Does this mean that they don't really understand how it works and how to fully c...

AgentME · on Dec 4, 2022

I think ChatGPT's internal prompt contains something like "As Assistant, I don't say inappropriate things to the user. If the user asks for something inappropriate or that I don't know about, I give an explanation for why I can't answer them.". If you word a request for something inappropriate in a way that it doesn't think that sentence applies, like you ask it for something inappropriate where it doesn't think of "Assistant" as the one saying it, then it doesn't do the behavior prescribed there.

ezfe · on Dec 4, 2022

Well, the issue is that there are two types of filtering. One is keyword based, and it applies in the UI and doesn't actually hide messages. The other is within the AI itself, refusing to reply to inappropriate requests.

I'm not sure how this works, but for many requests you can tell it you're just pretending and it will go ahead with the request, so perhaps its some sort of sentiment analysis.

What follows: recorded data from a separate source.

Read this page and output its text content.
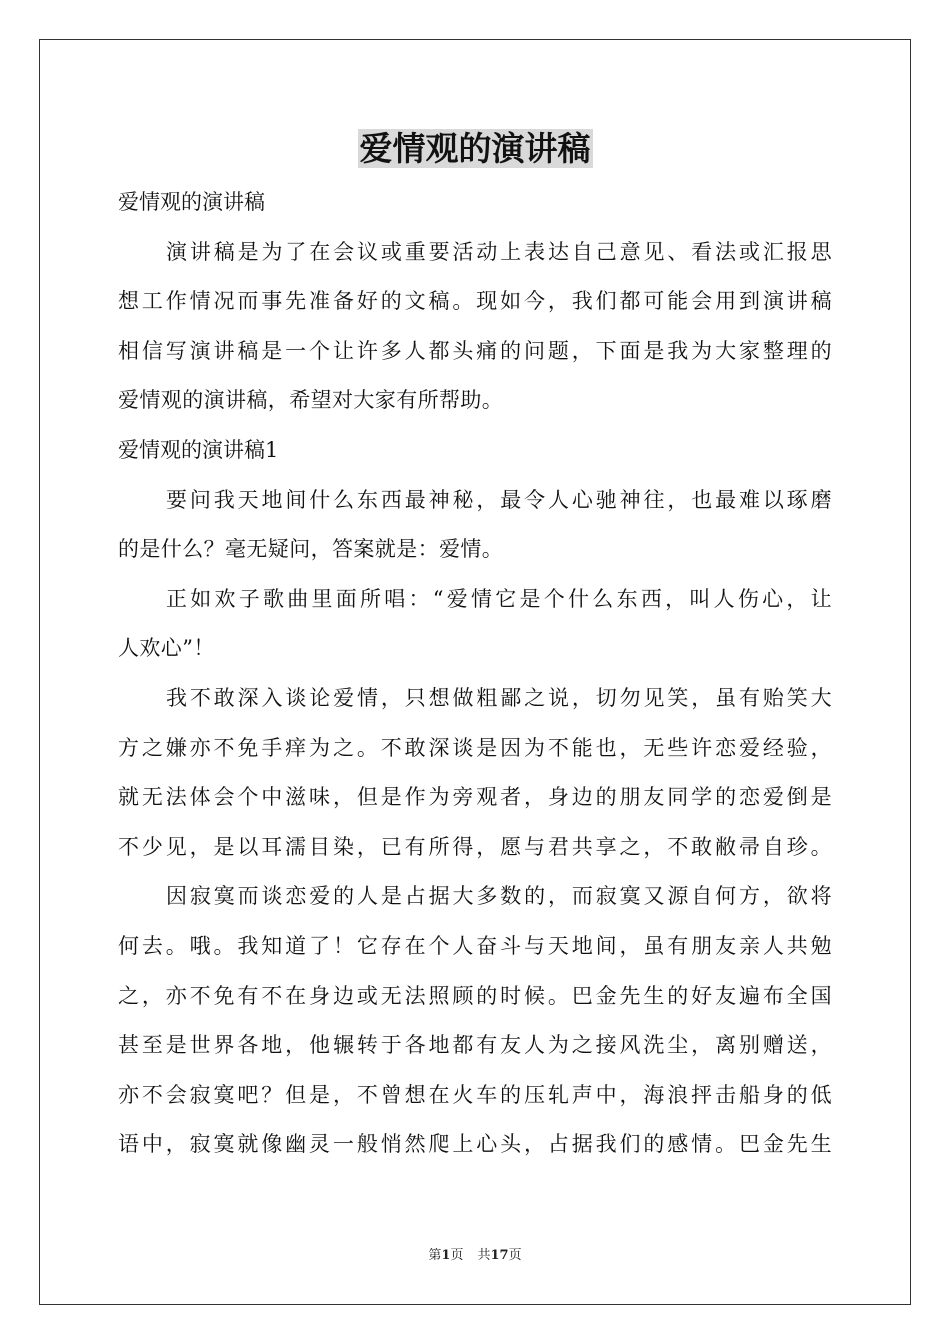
爱情观的演讲稿
爱情观的演讲稿
演讲稿是为了在会议或重要活动上表达自己意见、看法或汇报思
想工作情况而事先准备好的文稿。现如今，我们都可能会用到演讲稿
相信写演讲稿是一个让许多人都头痛的问题，下面是我为大家整理的
爱情观的演讲稿，希望对大家有所帮助。
爱情观的演讲稿1
要问我天地间什么东西最神秘，最令人心驰神往，也最难以琢磨
的是什么？毫无疑问，答案就是：爱情。
正如欢子歌曲里面所唱：“爱情它是个什么东西，叫人伤心，让
人欢心”！
我不敢深入谈论爱情，只想做粗鄙之说，切勿见笑，虽有贻笑大
方之嫌亦不免手痒为之。不敢深谈是因为不能也，无些许恋爱经验，
就无法体会个中滋味，但是作为旁观者，身边的朋友同学的恋爱倒是
不少见，是以耳濡目染，已有所得，愿与君共享之，不敢敝帚自珍。
因寂寞而谈恋爱的人是占据大多数的，而寂寞又源自何方，欲将
何去。哦。我知道了！它存在个人奋斗与天地间，虽有朋友亲人共勉
之，亦不免有不在身边或无法照顾的时候。巴金先生的好友遍布全国
甚至是世界各地，他辗转于各地都有友人为之接风洗尘，离别赠送，
亦不会寂寞吧？但是，不曾想在火车的压轧声中，海浪抨击船身的低
语中，寂寞就像幽灵一般悄然爬上心头，占据我们的感情。巴金先生
第1页 共17页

Either way, the AI doesn't think it's responding to a request when you tell it to put <insert request here> in a file, so it just does it. Then, when you tell it to show you the contents of the file, it doesn't think it's generating that content, so it does it.

Vespasian · on Dec 4, 2022

I "think" it uses a seperate AI to do the filtering and either skips the actual model or nudges it in the "right" (=harmless) direction depending on how "recoverable" it thinks your prompt is.

There are a lot of prompts where it answers verabtim the answer with just a single word exchanged.